在这个定时任务之前,实际上还会调用一次registerBrokerAll方法,在broker首次启动时强制进行Broker注册。
1.2 registerBrokerAll注册broker信息
registerBrokerAll方法用于当前Broker将自身信息注册到所有的NameServer中。
内部调用的doRegisterBrokerAll方法执行注册,调用该方法之前,会判断是否需要注册,如果如果forceRegister为true,表示强制注册,或者如果当前broker应该注册,那么向nameServer进行注册。
在start方法中调用的registerBrokerAll方法,其forceRegister参数都为true,表示一定会强制注册的。
public synchronized void registerBrokerAll(final boolean checkOrderConfig, boolean oneway, boolean forceRegister) {
TopicConfigSerializeWrapper topicConfigWrapper = this.getTopicConfigManager().buildTopicConfigSerializeWrapper();
if (!PermName.isWriteable(this.getBrokerConfig().getBrokerPermission())

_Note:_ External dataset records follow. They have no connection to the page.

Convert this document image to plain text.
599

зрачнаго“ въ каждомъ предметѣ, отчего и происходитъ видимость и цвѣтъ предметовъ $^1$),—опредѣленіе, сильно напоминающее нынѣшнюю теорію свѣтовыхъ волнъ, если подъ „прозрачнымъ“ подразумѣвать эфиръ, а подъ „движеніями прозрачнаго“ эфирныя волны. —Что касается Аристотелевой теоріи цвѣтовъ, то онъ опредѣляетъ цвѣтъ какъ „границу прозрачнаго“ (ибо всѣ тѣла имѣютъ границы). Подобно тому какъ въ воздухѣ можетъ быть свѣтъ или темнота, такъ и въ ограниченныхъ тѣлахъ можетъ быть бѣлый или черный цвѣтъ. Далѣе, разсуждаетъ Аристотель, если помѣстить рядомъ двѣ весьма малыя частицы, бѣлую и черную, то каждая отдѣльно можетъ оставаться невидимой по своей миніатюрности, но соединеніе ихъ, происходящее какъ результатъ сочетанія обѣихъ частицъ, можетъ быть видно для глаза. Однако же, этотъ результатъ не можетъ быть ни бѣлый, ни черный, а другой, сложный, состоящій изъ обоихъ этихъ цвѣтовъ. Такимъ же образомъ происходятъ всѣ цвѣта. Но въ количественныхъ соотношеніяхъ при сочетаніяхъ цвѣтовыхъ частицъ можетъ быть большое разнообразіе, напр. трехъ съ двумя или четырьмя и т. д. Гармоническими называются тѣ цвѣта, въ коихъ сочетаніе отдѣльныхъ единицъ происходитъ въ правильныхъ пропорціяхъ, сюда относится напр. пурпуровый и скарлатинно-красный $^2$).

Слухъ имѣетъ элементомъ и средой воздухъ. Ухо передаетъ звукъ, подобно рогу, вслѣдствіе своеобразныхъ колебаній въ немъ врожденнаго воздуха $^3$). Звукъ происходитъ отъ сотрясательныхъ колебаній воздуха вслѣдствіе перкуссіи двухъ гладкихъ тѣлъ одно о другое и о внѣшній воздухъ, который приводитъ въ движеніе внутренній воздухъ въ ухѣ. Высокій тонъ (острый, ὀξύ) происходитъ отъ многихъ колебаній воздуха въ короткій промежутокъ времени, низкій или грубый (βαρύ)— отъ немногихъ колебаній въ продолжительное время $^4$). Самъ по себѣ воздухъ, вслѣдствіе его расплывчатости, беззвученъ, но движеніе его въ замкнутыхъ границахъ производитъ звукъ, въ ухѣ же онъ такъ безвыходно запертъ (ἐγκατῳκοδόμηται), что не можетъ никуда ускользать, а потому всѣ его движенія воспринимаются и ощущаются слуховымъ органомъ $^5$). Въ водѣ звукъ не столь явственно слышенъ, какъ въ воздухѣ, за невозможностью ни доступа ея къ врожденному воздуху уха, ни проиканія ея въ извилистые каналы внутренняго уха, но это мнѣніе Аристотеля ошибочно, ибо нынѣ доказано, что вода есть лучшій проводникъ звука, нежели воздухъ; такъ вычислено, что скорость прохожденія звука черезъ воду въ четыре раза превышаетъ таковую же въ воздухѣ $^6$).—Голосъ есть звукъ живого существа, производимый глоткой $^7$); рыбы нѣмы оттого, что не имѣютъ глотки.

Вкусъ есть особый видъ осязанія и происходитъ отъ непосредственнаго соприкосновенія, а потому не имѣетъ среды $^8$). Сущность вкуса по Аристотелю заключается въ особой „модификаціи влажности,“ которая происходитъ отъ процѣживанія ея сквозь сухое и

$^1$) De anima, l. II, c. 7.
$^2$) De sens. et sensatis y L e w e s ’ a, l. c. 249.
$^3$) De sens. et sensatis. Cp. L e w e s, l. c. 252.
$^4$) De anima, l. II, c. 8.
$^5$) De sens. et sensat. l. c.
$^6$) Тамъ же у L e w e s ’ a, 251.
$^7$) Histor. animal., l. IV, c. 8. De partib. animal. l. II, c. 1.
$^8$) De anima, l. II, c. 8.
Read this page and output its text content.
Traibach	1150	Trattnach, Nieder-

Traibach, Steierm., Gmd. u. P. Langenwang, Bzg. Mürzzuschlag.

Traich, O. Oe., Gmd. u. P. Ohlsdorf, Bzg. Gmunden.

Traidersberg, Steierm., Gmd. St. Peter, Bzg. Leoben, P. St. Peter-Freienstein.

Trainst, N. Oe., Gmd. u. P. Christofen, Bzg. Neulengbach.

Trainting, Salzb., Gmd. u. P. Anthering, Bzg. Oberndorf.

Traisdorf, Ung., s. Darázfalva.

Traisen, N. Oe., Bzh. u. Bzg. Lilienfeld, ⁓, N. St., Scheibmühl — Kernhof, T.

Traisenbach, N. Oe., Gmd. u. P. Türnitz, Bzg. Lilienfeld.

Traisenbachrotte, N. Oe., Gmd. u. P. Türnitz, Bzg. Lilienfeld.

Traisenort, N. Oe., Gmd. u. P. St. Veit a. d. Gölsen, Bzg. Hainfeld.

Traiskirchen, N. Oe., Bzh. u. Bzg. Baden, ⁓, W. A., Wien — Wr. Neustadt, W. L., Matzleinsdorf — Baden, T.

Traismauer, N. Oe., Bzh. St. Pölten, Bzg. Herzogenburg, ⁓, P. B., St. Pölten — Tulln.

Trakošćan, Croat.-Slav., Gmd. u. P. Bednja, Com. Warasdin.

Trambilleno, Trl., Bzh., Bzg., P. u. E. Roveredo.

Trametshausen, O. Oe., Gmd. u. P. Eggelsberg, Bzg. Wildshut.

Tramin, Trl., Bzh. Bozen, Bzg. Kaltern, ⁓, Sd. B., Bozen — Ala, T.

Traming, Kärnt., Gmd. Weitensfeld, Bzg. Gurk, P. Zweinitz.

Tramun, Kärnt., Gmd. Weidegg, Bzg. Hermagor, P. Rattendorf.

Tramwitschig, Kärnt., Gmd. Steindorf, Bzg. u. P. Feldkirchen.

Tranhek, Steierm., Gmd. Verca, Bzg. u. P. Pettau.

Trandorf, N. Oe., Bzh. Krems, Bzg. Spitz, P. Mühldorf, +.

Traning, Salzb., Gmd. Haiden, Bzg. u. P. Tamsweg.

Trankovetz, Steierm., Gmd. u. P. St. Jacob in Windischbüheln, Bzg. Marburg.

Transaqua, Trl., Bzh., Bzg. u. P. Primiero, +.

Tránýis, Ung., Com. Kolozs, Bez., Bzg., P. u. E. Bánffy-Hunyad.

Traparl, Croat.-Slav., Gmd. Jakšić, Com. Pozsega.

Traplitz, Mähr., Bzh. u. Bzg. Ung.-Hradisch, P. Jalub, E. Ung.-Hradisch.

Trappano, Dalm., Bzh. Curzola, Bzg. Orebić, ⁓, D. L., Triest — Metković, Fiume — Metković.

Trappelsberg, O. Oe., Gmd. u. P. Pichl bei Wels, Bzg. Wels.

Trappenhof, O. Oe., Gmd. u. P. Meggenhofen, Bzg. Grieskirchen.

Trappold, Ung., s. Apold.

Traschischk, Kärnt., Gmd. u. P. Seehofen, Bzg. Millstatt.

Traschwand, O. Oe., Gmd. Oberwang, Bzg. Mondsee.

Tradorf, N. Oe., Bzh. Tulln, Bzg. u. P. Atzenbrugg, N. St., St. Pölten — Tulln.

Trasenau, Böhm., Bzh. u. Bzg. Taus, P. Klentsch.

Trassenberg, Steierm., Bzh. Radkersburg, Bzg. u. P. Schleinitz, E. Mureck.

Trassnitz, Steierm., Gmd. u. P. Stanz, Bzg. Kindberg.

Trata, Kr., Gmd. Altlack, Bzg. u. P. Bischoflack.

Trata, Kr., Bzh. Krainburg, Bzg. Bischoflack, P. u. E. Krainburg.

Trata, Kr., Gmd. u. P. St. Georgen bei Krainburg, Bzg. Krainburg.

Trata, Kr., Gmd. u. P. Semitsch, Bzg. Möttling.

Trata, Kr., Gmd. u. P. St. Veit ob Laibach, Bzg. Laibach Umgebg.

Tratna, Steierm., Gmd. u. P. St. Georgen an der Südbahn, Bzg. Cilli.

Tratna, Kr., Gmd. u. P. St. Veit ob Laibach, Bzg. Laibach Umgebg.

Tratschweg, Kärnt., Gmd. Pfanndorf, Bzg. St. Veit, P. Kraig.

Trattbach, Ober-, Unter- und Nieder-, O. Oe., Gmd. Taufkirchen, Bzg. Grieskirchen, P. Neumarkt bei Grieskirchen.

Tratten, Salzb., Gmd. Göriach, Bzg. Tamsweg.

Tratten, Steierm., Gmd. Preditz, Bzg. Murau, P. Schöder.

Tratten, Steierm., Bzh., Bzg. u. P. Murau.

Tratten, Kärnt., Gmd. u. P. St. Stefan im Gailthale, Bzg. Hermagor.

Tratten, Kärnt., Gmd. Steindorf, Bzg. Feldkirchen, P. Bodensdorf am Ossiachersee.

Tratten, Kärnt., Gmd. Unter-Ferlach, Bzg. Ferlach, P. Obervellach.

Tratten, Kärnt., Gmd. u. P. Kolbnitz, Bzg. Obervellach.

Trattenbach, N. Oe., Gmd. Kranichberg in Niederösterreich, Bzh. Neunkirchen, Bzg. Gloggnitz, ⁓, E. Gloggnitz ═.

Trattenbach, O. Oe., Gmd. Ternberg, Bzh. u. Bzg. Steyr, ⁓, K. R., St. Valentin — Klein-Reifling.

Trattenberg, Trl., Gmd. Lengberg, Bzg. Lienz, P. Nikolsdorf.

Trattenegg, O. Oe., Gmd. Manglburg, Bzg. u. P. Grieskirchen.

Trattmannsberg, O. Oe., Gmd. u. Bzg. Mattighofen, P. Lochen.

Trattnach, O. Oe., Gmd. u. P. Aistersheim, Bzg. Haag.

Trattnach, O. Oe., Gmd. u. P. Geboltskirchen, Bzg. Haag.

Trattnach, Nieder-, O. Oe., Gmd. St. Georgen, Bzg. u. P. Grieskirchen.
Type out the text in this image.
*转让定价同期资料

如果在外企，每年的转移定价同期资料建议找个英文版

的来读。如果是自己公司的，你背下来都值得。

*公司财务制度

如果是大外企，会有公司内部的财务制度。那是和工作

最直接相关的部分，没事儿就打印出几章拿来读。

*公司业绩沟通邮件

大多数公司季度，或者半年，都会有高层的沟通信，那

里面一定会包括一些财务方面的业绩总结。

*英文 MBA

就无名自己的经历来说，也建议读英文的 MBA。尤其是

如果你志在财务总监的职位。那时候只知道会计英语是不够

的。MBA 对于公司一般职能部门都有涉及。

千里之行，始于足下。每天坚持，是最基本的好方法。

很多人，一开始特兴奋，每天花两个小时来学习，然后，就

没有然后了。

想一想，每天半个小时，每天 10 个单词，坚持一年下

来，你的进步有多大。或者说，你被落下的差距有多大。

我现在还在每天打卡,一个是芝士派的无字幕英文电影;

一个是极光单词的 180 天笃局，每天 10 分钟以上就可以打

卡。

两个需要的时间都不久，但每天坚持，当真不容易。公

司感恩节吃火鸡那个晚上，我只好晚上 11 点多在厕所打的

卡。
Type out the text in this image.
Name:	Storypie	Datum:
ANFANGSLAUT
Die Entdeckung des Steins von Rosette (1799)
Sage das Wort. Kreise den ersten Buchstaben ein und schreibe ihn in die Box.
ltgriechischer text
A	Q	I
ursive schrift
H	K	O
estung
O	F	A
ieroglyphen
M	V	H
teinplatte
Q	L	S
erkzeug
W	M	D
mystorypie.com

|| !PermName.isReadable(this.getBrokerConfig().getBrokerPermission())) {
ConcurrentHashMap<String, TopicConfig> topicConfigTable = new ConcurrentHashMap<String, TopicConfig>();
for (TopicConfig topicConfig : topicConfigWrapper.getTopicConfigTable().values()) {
TopicConfig tmp =
new TopicConfig(topicConfig.getTopicName(), topicConfig.getReadQueueNums(), topicConfig.getWriteQueueNums(),
this.brokerConfig.getBrokerPermission());
topicConfigTable.put(topicConfig.getTopicName(), tmp);
}
topicConfigWrapper.setTopicConfigTable(topicConfigTable);
}
if (forceRegister || needRegister(this.brokerConfig.getBrokerClusterName(),
this.getBrokerAddr(),
this.brokerConfig.getBrokerName(),
this.brokerConfig.getBrokerId(),
this.brokerConfig.getRegisterBrokerTimeoutMills())) {
doRegisterBrokerAll(checkOrderConfig, oneway, topicConfigWrapper);
}
}
1.2.1 needRegister是否需要注册
该方法用于判断当前broker是否需要向nameserver进行注册,当forceRegister参数为true的时候,表示强制注册,那么该方法的结果是无所谓的,如果forceRegister为false,那么borker是否需要向nameserver注册就得看这个方法的结果了。
其内部调用brokerOuterAPI#needRegister方法:
private boolean needRegister(final String clusterName,
final String brokerAddr,
final String brokerName,
final long brokerId,
final int timeoutMills) {
TopicConfigSerializeWrapper topicConfigWrapper = this.getTopicConfigManager().buildTopicConfigSerializeWrapper();
List<Boolean> changeList = brokerOuterAPI.needRegister(clusterName, brokerAddr, brokerName, brokerId, topicConfigWrapper, timeoutMills);
boolean needRegister = false;
for (Boolean changed : changeList) {
if (changed) {
needRegister = true;
break;
}
}
return needRegister;
}
needRegister方法的逻辑也很简单,就是向所有nameServer发起请求(请求code为QUERY_DATA_VERSION,322),获取所有nameserver的DataVersion数据,然后一一对比自身的DataVersion数据是否一致,如果有一个nameserver的数据版本不一致则重新注册。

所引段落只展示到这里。